The legal situation of Belgian gay men and lesbians may be perceived as one of the best in Europe. Indeed, the Belgian Parliament has legalized marriage and parenting for same-sex couples, has enacted anti-discrimination laws, and has designed and funded several action plans to combat homophobia. Since the opening up of marriage to same-sex couples in 2003, around a thousand gay and a thousand lesbian marriages are celebrated each year in Belgium (Direction Générale Statistique et Information Économique, 2015). Moreover, since the legalization of parenthood for gay men and lesbians, more and more same-sex couples adopt children or resort to artificial insemination, and the total number of children growing up with same-sex parents is growing steadily. Thus, a new reality is emerging: the reality of same-sex headed families.
However, in spite of the civil rights granted to gay men and lesbians, the issue of social acceptance of same-sex couples and their children still remains, and Belgium continues to record increasing levels of violence against homosexual people. Therefore, the main objective of the present thesis was to explore Belgian heterosexuals’ attitudes towards same-sex marriage and same-sex parenting. The first goal was to investigate the social and personal factors that may be associated with positive and negative attitudes towards same-sex marriage and those towards same-sex parenting (Study 1). The results of self-report questionnaires (N = 1168) revealed that the general attitude towards gay men and lesbians, gender-role traditionalism, beliefs in the origin of homosexuality, representations about child well-being and contact are major predictors of attitudes towards gay and lesbian civil rights. Moreover, results revealed that attitudes differed according to participant’s gender (heterosexual men are less supportive of both same-sex marriage and same-sex parenting than heterosexual women).
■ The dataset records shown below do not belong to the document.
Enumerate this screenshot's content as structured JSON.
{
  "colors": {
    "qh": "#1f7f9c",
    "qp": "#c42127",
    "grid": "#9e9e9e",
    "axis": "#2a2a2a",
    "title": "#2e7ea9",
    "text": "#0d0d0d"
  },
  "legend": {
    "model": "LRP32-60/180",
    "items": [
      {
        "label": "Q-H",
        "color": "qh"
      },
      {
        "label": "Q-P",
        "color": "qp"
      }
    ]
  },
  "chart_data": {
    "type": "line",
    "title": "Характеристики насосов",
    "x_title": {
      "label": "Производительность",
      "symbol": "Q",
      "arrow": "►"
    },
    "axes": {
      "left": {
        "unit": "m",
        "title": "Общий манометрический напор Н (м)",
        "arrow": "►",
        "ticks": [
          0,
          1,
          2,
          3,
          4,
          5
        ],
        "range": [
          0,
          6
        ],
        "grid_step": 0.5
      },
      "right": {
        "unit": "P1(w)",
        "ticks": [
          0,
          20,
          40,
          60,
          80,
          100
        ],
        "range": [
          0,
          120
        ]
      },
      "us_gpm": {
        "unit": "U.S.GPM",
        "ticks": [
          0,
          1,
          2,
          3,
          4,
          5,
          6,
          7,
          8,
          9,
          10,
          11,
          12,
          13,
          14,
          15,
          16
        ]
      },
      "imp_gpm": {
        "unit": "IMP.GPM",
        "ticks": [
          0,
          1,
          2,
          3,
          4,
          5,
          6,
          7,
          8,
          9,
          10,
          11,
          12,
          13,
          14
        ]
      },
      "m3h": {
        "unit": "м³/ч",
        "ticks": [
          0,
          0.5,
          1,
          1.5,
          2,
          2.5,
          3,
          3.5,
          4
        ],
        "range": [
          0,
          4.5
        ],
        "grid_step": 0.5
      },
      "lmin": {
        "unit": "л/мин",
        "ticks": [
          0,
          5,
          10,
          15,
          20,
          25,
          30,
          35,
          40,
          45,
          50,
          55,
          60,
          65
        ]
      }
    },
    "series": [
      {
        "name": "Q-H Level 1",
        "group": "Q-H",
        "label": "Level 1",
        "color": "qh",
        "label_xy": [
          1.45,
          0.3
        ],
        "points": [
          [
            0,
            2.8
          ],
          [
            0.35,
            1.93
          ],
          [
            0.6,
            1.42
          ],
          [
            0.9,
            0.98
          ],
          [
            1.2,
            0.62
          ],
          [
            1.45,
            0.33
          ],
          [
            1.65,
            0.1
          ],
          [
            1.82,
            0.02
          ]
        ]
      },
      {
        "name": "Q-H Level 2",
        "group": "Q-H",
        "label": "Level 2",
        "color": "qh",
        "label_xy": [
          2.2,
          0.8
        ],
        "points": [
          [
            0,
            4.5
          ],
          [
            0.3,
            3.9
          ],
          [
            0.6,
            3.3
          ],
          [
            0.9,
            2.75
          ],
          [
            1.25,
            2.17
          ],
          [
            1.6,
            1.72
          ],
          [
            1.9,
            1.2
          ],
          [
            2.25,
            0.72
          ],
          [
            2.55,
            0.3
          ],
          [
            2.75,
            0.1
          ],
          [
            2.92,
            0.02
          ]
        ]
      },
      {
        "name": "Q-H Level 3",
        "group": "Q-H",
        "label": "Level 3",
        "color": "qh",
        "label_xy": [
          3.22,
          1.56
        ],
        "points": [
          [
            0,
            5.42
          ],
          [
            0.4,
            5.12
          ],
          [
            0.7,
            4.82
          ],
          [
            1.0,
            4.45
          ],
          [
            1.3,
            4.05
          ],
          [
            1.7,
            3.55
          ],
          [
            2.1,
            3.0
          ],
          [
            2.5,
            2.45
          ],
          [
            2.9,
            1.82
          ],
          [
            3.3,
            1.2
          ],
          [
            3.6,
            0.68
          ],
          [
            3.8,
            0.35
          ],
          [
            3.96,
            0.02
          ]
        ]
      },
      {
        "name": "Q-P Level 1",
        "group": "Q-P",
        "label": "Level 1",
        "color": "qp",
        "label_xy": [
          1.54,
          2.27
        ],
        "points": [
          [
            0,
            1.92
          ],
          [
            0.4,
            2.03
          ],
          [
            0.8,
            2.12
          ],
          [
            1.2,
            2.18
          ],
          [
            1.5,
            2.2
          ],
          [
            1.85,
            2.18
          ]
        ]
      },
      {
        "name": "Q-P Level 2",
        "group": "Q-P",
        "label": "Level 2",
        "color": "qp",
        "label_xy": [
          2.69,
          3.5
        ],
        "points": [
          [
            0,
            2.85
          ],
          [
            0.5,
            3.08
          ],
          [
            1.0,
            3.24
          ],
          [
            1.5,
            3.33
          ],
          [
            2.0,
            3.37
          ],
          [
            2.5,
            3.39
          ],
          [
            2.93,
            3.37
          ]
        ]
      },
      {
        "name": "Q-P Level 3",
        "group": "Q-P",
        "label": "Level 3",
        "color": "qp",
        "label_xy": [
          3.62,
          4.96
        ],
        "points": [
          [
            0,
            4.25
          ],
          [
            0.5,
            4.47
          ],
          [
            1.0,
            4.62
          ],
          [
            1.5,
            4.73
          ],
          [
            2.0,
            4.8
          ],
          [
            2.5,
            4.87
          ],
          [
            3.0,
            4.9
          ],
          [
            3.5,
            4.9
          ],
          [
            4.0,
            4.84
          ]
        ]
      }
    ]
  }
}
The respective role of several variables was also discussed (gender-role traditionalism, beliefs in the origin of homosexuality, general attitudes towards gay men and lesbians, representations of child well-being and contact). We demonstrated that increasing intergroup contact can help diminish the impact of some personal beliefs on attitudes towards same-sex parenting. Moreover, results revealed that the degree of support differed in regard to the different types of parenthood.
Also, several authors in the field of social psychology highlighted the role of beliefs and social representations upon attitudes (Dardenne, 2006). Specifically, attitudes towards gay men and lesbians as parents seem to be somehow beliefs-based (Costa, 2013). Our next objectives were to explore the arguments in favour and against same-sex parenting, both in the general population through the comments posted on social networks (Study 2) and with health-care professionals working in family counselling centres (Study 3). Both studies highlighted positive and negative arguments, each linked to one of the following category: societal and legal context, religiosity, contact, representations of homosexuality, gender-role traditionalism, general attitudes towards gay men and lesbians and representations about child well-being. Moreover, a comparative analysis of the two samples allowed us to state that the arguments held by the social workers are quite similar to those held by the citizens in the general population. Thus, we concluded that health-care professionals’ attitudes are based on naïve knowledge rather than on scientific knowledge, and this lack of scientific knowledge on same-sex parenting has an impact not only on social workers’ attitudes but also on their interventions.
To conclude, our work demonstrated that, in Belgium, the barriers to accepting rainbow couples and families are no longer legal, but social. Nearly ten years after the law on adoption for same-sex couples, the country remains relatively conservative and traditional in some regards. Finally, we recommend that future research focuses upon same-sex parent families, in order to enrich the scientific data available on these families and their experiences.